Mainz//2011. 56. Jahrestagung der Deutschen Gesellschaft für Medizinische Informatik, Biometrie und Epidemiologie (gmds), 6. Jahrestagung der Deutschen Gesellschaft für Epidemiologie (DGEpi). Mainz, 26.-29.09.2011. Düsseldorf: German Medical Science GMS Publishing House; 2011. Doc11gmds236

doi: 10.3205/11gmds236, urn:nbn:de:0183-11gmds2365

Published: September 20, 2011

© 2011 Schuessel et al.
This is an Open Access article distributed under the terms of the Creative Commons Attribution License ( You are free: to Share – to copy, distribute and transmit the work, provided the original author and source are credited.



Introduction/background: Generic substitution of antiepileptic medicines, especially of modified release products, is discussed controversially. All the more in Germany, since rebate contracts between pharmaceutical manufacturers and statutory health insurance (SHI) funds associated with compulsory substitution led to increased generic substitution. The aim of this study was to explore whether generic substitution in patients treated with extended release valproic acid (valproate, VPA) products is associated with a therapeutic modification of antiepileptic drug therapy, i.e. prescribing of further antiepileptic drugs as a proxy for treatment failure.

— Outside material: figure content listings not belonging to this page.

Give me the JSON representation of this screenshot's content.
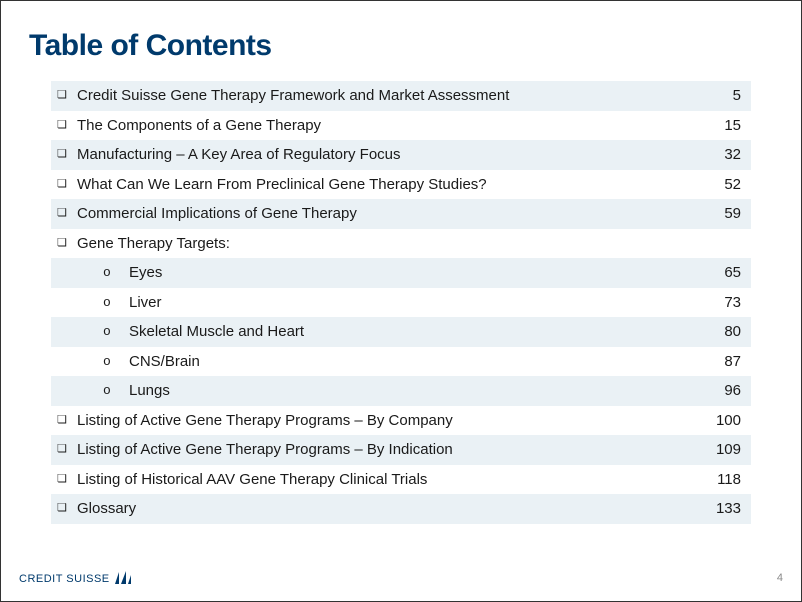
{
  "title": "Table of Contents",
  "rows": [
    {
      "level": 0,
      "label": "Credit Suisse Gene Therapy Framework and Market Assessment",
      "page": "5",
      "shaded": true
    },
    {
      "level": 0,
      "label": "The Components of a Gene Therapy",
      "page": "15",
      "shaded": false
    },
    {
      "level": 0,
      "label": "Manufacturing – A Key Area of Regulatory Focus",
      "page": "32",
      "shaded": true
    },
    {
      "level": 0,
      "label": "What Can We Learn From Preclinical Gene Therapy Studies?",
      "page": "52",
      "shaded": false
    },
    {
      "level": 0,
      "label": "Commercial Implications of Gene Therapy",
      "page": "59",
      "shaded": true
    },
    {
      "level": 0,
      "label": "Gene Therapy Targets:",
      "page": "",
      "shaded": false
    },
    {
      "level": 1,
      "label": "Eyes",
      "page": "65",
      "shaded": true
    },
    {
      "level": 1,
      "label": "Liver",
      "page": "73",
      "shaded": false
    },
    {
      "level": 1,
      "label": "Skeletal Muscle and Heart",
      "page": "80",
      "shaded": true
    },
    {
      "level": 1,
      "label": "CNS/Brain",
      "page": "87",
      "shaded": false
    },
    {
      "level": 1,
      "label": "Lungs",
      "page": "96",
      "shaded": true
    },
    {
      "level": 0,
      "label": "Listing of Active Gene Therapy Programs – By Company",
      "page": "100",
      "shaded": false
    },
    {
      "level": 0,
      "label": "Listing of Active Gene Therapy Programs – By Indication",
      "page": "109",
      "shaded": true
    },
    {
      "level": 0,
      "label": "Listing of Historical AAV Gene Therapy Clinical Trials",
      "page": "118",
      "shaded": false
    },
    {
      "level": 0,
      "label": "Glossary",
      "page": "133",
      "shaded": true
    }
  ],
  "bullet_glyphs": {
    "top": "❏",
    "sub": "o"
  },
  "colors": {
    "title": "#003a6c",
    "text": "#1a1a1a",
    "row_shade": "#eaf1f5",
    "logo": "#003a6c",
    "pagenum": "#8a8a8a",
    "background": "#ffffff"
  },
  "typography": {
    "title_fontsize": 30,
    "row_fontsize": 15,
    "footer_fontsize": 11,
    "font_family": "Arial"
  },
  "layout": {
    "slide_width": 802,
    "slide_height": 602,
    "toc_width": 700,
    "row_height": 29.5
  },
  "footer": {
    "logo_text": "CREDIT SUISSE",
    "page_number": "4"
  }
}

Methods: Data were extracted from the DAPI database, containing ambulatory drug claims data at the expense of the SHI from more than 80 % of German community pharmacies. Patients were included if they initiated VPA therapy with extended release (ER) formulations between 2003 and 2006 (first prescription) and had a subsequent prescription within no more than 180 days (second prescription = index). Exposure was classified as generic substitution when patients received a different ER VPA product compared to the previous prescription. Patients were followed from the index date until the occurrence of the event (prescription of further antiepileptic drugs) or censoring (due to interruption or discontinuation of ER VPA treatment, or 2009/12/31 at the latest). Hazard ratios (HR) for the event were estimated using extended Cox regression including time-varying exposure to generic substitution, specialty of prescribing physician and pharmaceutical category of ER formulation (monolithic versus multipellet), as well as time-fixed covariates determined at the date of the index prescription such as pretreatment with further antiepileptic drugs, antipsychotics for treatment of bipolar disorders, antidepressants and total number of ATC codes as measure of polypharmacy.

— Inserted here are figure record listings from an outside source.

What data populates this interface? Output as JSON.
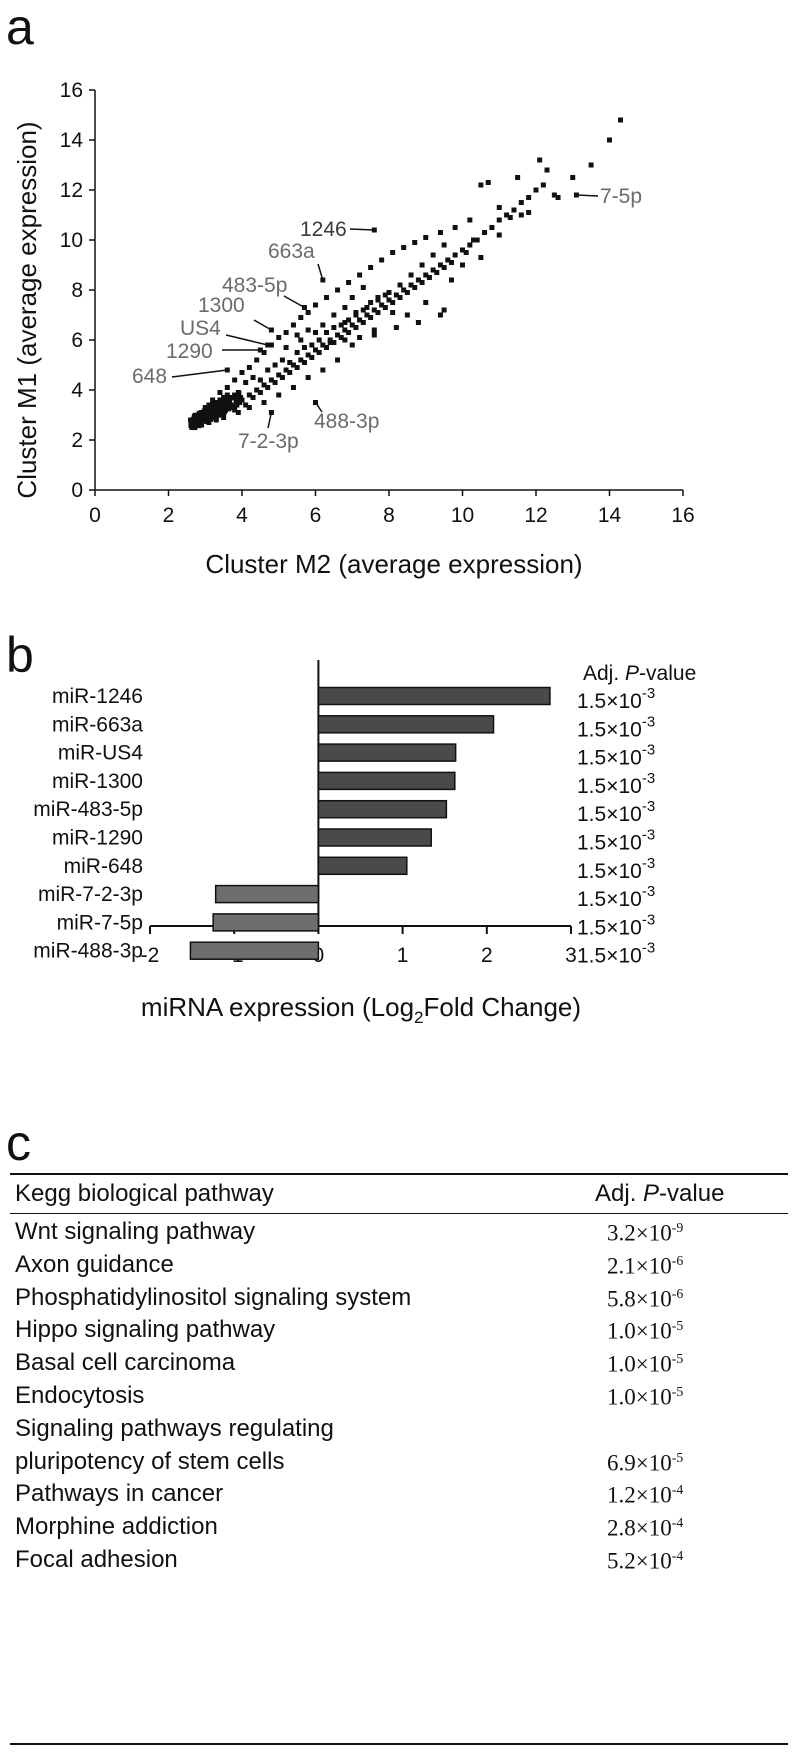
{
  "panels": {
    "a": "a",
    "b": "b",
    "c": "c"
  },
  "chart_data": [
    {
      "type": "scatter",
      "xlabel": "Cluster M2 (average expression)",
      "ylabel": "Cluster M1 (average expression)",
      "xlim": [
        0,
        16
      ],
      "ylim": [
        0,
        16
      ],
      "xticks": [
        0,
        2,
        4,
        6,
        8,
        10,
        12,
        14,
        16
      ],
      "yticks": [
        0,
        2,
        4,
        6,
        8,
        10,
        12,
        14,
        16
      ],
      "grid": false,
      "annotations": [
        {
          "label": "1246",
          "x": 7.6,
          "y": 10.4
        },
        {
          "label": "663a",
          "x": 6.2,
          "y": 8.4
        },
        {
          "label": "483-5p",
          "x": 5.7,
          "y": 7.3
        },
        {
          "label": "1300",
          "x": 4.8,
          "y": 6.4
        },
        {
          "label": "US4",
          "x": 4.7,
          "y": 5.8
        },
        {
          "label": "1290",
          "x": 4.5,
          "y": 5.6
        },
        {
          "label": "648",
          "x": 3.6,
          "y": 4.8
        },
        {
          "label": "7-5p",
          "x": 13.1,
          "y": 11.8
        },
        {
          "label": "488-3p",
          "x": 6.0,
          "y": 3.5
        },
        {
          "label": "7-2-3p",
          "x": 4.8,
          "y": 3.1
        }
      ],
      "points": [
        [
          2.6,
          2.8
        ],
        [
          2.7,
          2.7
        ],
        [
          2.8,
          2.8
        ],
        [
          2.9,
          2.7
        ],
        [
          3.0,
          2.9
        ],
        [
          3.1,
          2.8
        ],
        [
          3.2,
          3.0
        ],
        [
          3.3,
          2.9
        ],
        [
          3.4,
          3.2
        ],
        [
          3.5,
          3.1
        ],
        [
          3.6,
          3.3
        ],
        [
          3.7,
          3.4
        ],
        [
          3.8,
          3.2
        ],
        [
          3.9,
          3.5
        ],
        [
          4.0,
          3.6
        ],
        [
          4.1,
          3.4
        ],
        [
          4.2,
          3.8
        ],
        [
          4.3,
          3.7
        ],
        [
          4.4,
          4.0
        ],
        [
          4.5,
          3.9
        ],
        [
          4.6,
          4.2
        ],
        [
          4.7,
          4.1
        ],
        [
          4.8,
          4.4
        ],
        [
          4.9,
          4.3
        ],
        [
          5.0,
          4.6
        ],
        [
          5.1,
          4.5
        ],
        [
          5.2,
          4.8
        ],
        [
          5.3,
          4.7
        ],
        [
          5.4,
          5.0
        ],
        [
          5.5,
          4.9
        ],
        [
          5.6,
          5.2
        ],
        [
          5.7,
          5.1
        ],
        [
          5.8,
          5.4
        ],
        [
          5.9,
          5.3
        ],
        [
          6.0,
          5.6
        ],
        [
          6.1,
          5.5
        ],
        [
          6.2,
          5.8
        ],
        [
          6.3,
          5.7
        ],
        [
          6.4,
          6.0
        ],
        [
          6.5,
          5.9
        ],
        [
          6.6,
          6.2
        ],
        [
          6.7,
          6.1
        ],
        [
          6.8,
          6.4
        ],
        [
          6.9,
          6.3
        ],
        [
          7.0,
          6.6
        ],
        [
          7.1,
          6.5
        ],
        [
          7.2,
          6.8
        ],
        [
          7.3,
          6.7
        ],
        [
          7.4,
          7.0
        ],
        [
          7.5,
          6.9
        ],
        [
          7.6,
          7.2
        ],
        [
          7.7,
          7.1
        ],
        [
          7.8,
          7.4
        ],
        [
          7.9,
          7.3
        ],
        [
          8.0,
          7.6
        ],
        [
          8.1,
          7.5
        ],
        [
          8.2,
          7.8
        ],
        [
          8.3,
          7.7
        ],
        [
          8.4,
          8.0
        ],
        [
          8.5,
          7.9
        ],
        [
          8.6,
          8.2
        ],
        [
          8.7,
          8.1
        ],
        [
          8.8,
          8.4
        ],
        [
          8.9,
          8.3
        ],
        [
          9.0,
          8.6
        ],
        [
          9.1,
          8.5
        ],
        [
          9.2,
          8.8
        ],
        [
          9.3,
          8.7
        ],
        [
          9.4,
          9.0
        ],
        [
          9.5,
          8.9
        ],
        [
          9.6,
          9.2
        ],
        [
          9.7,
          9.1
        ],
        [
          9.8,
          9.4
        ],
        [
          10.0,
          9.6
        ],
        [
          10.2,
          9.8
        ],
        [
          10.4,
          10.0
        ],
        [
          10.6,
          10.3
        ],
        [
          10.8,
          10.5
        ],
        [
          11.0,
          10.8
        ],
        [
          11.2,
          11.0
        ],
        [
          11.4,
          11.2
        ],
        [
          11.6,
          11.5
        ],
        [
          11.8,
          11.7
        ],
        [
          12.0,
          12.0
        ],
        [
          12.2,
          12.2
        ],
        [
          12.5,
          11.8
        ],
        [
          13.0,
          12.5
        ],
        [
          13.5,
          13.0
        ],
        [
          14.0,
          14.0
        ],
        [
          14.3,
          14.8
        ],
        [
          3.0,
          3.3
        ],
        [
          3.2,
          3.6
        ],
        [
          3.4,
          3.9
        ],
        [
          3.6,
          4.1
        ],
        [
          3.8,
          4.4
        ],
        [
          4.0,
          4.7
        ],
        [
          4.2,
          4.9
        ],
        [
          4.4,
          5.2
        ],
        [
          4.6,
          5.5
        ],
        [
          4.8,
          5.8
        ],
        [
          5.0,
          6.1
        ],
        [
          5.2,
          6.3
        ],
        [
          5.4,
          6.6
        ],
        [
          5.6,
          6.9
        ],
        [
          5.8,
          7.1
        ],
        [
          6.0,
          7.4
        ],
        [
          6.3,
          7.7
        ],
        [
          6.6,
          8.0
        ],
        [
          6.9,
          8.3
        ],
        [
          7.2,
          8.6
        ],
        [
          7.5,
          8.9
        ],
        [
          7.8,
          9.2
        ],
        [
          8.1,
          9.5
        ],
        [
          8.4,
          9.7
        ],
        [
          8.7,
          9.9
        ],
        [
          9.0,
          10.1
        ],
        [
          9.4,
          10.3
        ],
        [
          9.8,
          10.5
        ],
        [
          10.2,
          10.8
        ],
        [
          10.5,
          12.2
        ],
        [
          10.7,
          12.3
        ],
        [
          11.5,
          12.5
        ],
        [
          12.1,
          13.2
        ],
        [
          12.3,
          12.8
        ],
        [
          11.0,
          11.3
        ],
        [
          11.3,
          10.9
        ],
        [
          11.6,
          11.0
        ],
        [
          12.6,
          11.7
        ],
        [
          10.3,
          10.0
        ],
        [
          10.1,
          9.5
        ],
        [
          9.5,
          9.8
        ],
        [
          9.2,
          9.4
        ],
        [
          8.9,
          9.0
        ],
        [
          8.6,
          8.6
        ],
        [
          8.3,
          8.2
        ],
        [
          8.0,
          7.9
        ],
        [
          7.7,
          7.6
        ],
        [
          7.4,
          7.3
        ],
        [
          7.1,
          7.0
        ],
        [
          6.8,
          6.7
        ],
        [
          9.4,
          7.0
        ],
        [
          9.5,
          7.2
        ],
        [
          8.8,
          6.7
        ],
        [
          8.2,
          6.5
        ],
        [
          7.6,
          6.2
        ],
        [
          7.0,
          5.8
        ],
        [
          6.6,
          5.2
        ],
        [
          6.2,
          4.8
        ],
        [
          5.8,
          4.5
        ],
        [
          5.4,
          4.1
        ],
        [
          5.0,
          3.8
        ],
        [
          4.6,
          3.5
        ],
        [
          4.2,
          3.3
        ],
        [
          3.9,
          3.1
        ],
        [
          3.5,
          2.9
        ],
        [
          3.3,
          2.8
        ],
        [
          2.9,
          2.6
        ],
        [
          3.1,
          2.7
        ],
        [
          6.4,
          5.9
        ],
        [
          6.8,
          6.0
        ],
        [
          7.2,
          6.1
        ],
        [
          7.6,
          6.4
        ],
        [
          8.1,
          7.1
        ],
        [
          8.5,
          7.0
        ],
        [
          9.0,
          7.5
        ],
        [
          9.7,
          8.4
        ],
        [
          10.0,
          9.0
        ],
        [
          10.5,
          9.3
        ],
        [
          11.0,
          10.2
        ],
        [
          11.8,
          11.1
        ],
        [
          4.1,
          4.3
        ],
        [
          4.3,
          4.5
        ],
        [
          4.5,
          4.4
        ],
        [
          4.7,
          4.8
        ],
        [
          4.9,
          5.0
        ],
        [
          5.1,
          5.2
        ],
        [
          5.3,
          5.1
        ],
        [
          5.5,
          5.5
        ],
        [
          5.7,
          5.7
        ],
        [
          5.9,
          5.8
        ],
        [
          6.1,
          6.0
        ],
        [
          6.3,
          6.3
        ],
        [
          6.5,
          6.5
        ],
        [
          6.7,
          6.6
        ],
        [
          6.9,
          6.8
        ],
        [
          7.1,
          7.1
        ],
        [
          7.3,
          7.2
        ],
        [
          7.5,
          7.5
        ],
        [
          7.7,
          7.7
        ],
        [
          7.9,
          7.8
        ],
        [
          3.1,
          3.1
        ],
        [
          3.3,
          3.3
        ],
        [
          3.5,
          3.5
        ],
        [
          3.7,
          3.7
        ],
        [
          3.9,
          3.9
        ],
        [
          3.0,
          3.0
        ],
        [
          3.2,
          3.2
        ],
        [
          3.4,
          3.4
        ],
        [
          3.6,
          3.6
        ],
        [
          3.8,
          3.8
        ],
        [
          2.7,
          2.9
        ],
        [
          2.8,
          3.0
        ],
        [
          2.9,
          3.1
        ],
        [
          3.0,
          3.2
        ],
        [
          3.1,
          3.4
        ],
        [
          3.2,
          3.4
        ],
        [
          3.3,
          3.5
        ],
        [
          3.4,
          3.6
        ],
        [
          3.5,
          3.7
        ],
        [
          3.6,
          3.8
        ],
        [
          6.0,
          6.3
        ],
        [
          6.2,
          6.6
        ],
        [
          6.5,
          7.0
        ],
        [
          6.8,
          7.3
        ],
        [
          7.0,
          7.7
        ],
        [
          7.3,
          8.1
        ],
        [
          5.6,
          6.0
        ],
        [
          5.8,
          6.4
        ],
        [
          5.2,
          5.7
        ],
        [
          5.5,
          6.2
        ],
        [
          7.6,
          10.4
        ],
        [
          6.2,
          8.4
        ],
        [
          5.7,
          7.3
        ],
        [
          4.8,
          6.4
        ],
        [
          4.7,
          5.8
        ],
        [
          4.5,
          5.6
        ],
        [
          3.6,
          4.8
        ],
        [
          13.1,
          11.8
        ],
        [
          6.0,
          3.5
        ],
        [
          4.8,
          3.1
        ]
      ]
    },
    {
      "type": "bar",
      "orientation": "horizontal",
      "xlabel_main": "miRNA expression (Log",
      "xlabel_sub": "2",
      "xlabel_tail": "Fold Change)",
      "xlim": [
        -2,
        3
      ],
      "xticks": [
        -2,
        -1,
        0,
        1,
        2,
        3
      ],
      "pvalue_header": "Adj. ",
      "pvalue_header_italic": "P",
      "pvalue_header_tail": "-value",
      "categories": [
        "miR-1246",
        "miR-663a",
        "miR-US4",
        "miR-1300",
        "miR-483-5p",
        "miR-1290",
        "miR-648",
        "miR-7-2-3p",
        "miR-7-5p",
        "miR-488-3p"
      ],
      "values": [
        2.75,
        2.08,
        1.63,
        1.62,
        1.52,
        1.34,
        1.05,
        -1.22,
        -1.25,
        -1.52
      ],
      "pvalues_base": [
        "1.5×10",
        "1.5×10",
        "1.5×10",
        "1.5×10",
        "1.5×10",
        "1.5×10",
        "1.5×10",
        "1.5×10",
        "1.5×10",
        "1.5×10"
      ],
      "pvalues_exp": [
        "-3",
        "-3",
        "-3",
        "-3",
        "-3",
        "-3",
        "-3",
        "-3",
        "-3",
        "-3"
      ],
      "colors": {
        "up": "#4a4a4a",
        "down": "#6e6e6e"
      }
    },
    {
      "type": "table",
      "header": {
        "name": "Kegg biological pathway",
        "pv_prefix": "Adj. ",
        "pv_italic": "P",
        "pv_suffix": "-value"
      },
      "rows": [
        {
          "name": "Wnt signaling pathway",
          "base": "3.2×10",
          "exp": "-9"
        },
        {
          "name": "Axon guidance",
          "base": "2.1×10",
          "exp": "-6"
        },
        {
          "name": "Phosphatidylinositol signaling system",
          "base": "5.8×10",
          "exp": "-6"
        },
        {
          "name": "Hippo signaling pathway",
          "base": "1.0×10",
          "exp": "-5"
        },
        {
          "name": "Basal cell carcinoma",
          "base": "1.0×10",
          "exp": "-5"
        },
        {
          "name": "Endocytosis",
          "base": "1.0×10",
          "exp": "-5"
        },
        {
          "name": "Signaling pathways regulating",
          "name2": "pluripotency of stem cells",
          "base": "6.9×10",
          "exp": "-5"
        },
        {
          "name": "Pathways in cancer",
          "base": "1.2×10",
          "exp": "-4"
        },
        {
          "name": "Morphine addiction",
          "base": "2.8×10",
          "exp": "-4"
        },
        {
          "name": "Focal adhesion",
          "base": "5.2×10",
          "exp": "-4"
        }
      ]
    }
  ]
}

Results: 78,427 medication profiles of patients initiating VPA therapy were identified of which 15,065 (19.2 %) experienced an event (prescription of an additional antiepileptic drug) during follow-up. Total follow-up time amounted to 106,150 years of observation. Of these, 6,924 years were classified as periods with generic substitution. Times with generic substitution were associated with a 10 % increased risk of the outcome (prescription of further antiepileptic drugs). This effect was preserved after adjustment for covariates (HR = 1.12 [99 % CI: 1.03-1.22]).

Discussion/conclusion: Generic substitution of extended release VPA products was associated with an increased risk of antiepileptic drug regimen modification. Bias from residual confounding due to the limitations of claims data can not be excluded. However, these results suggest that generic substitution of ER VPA products may be disadvantageous.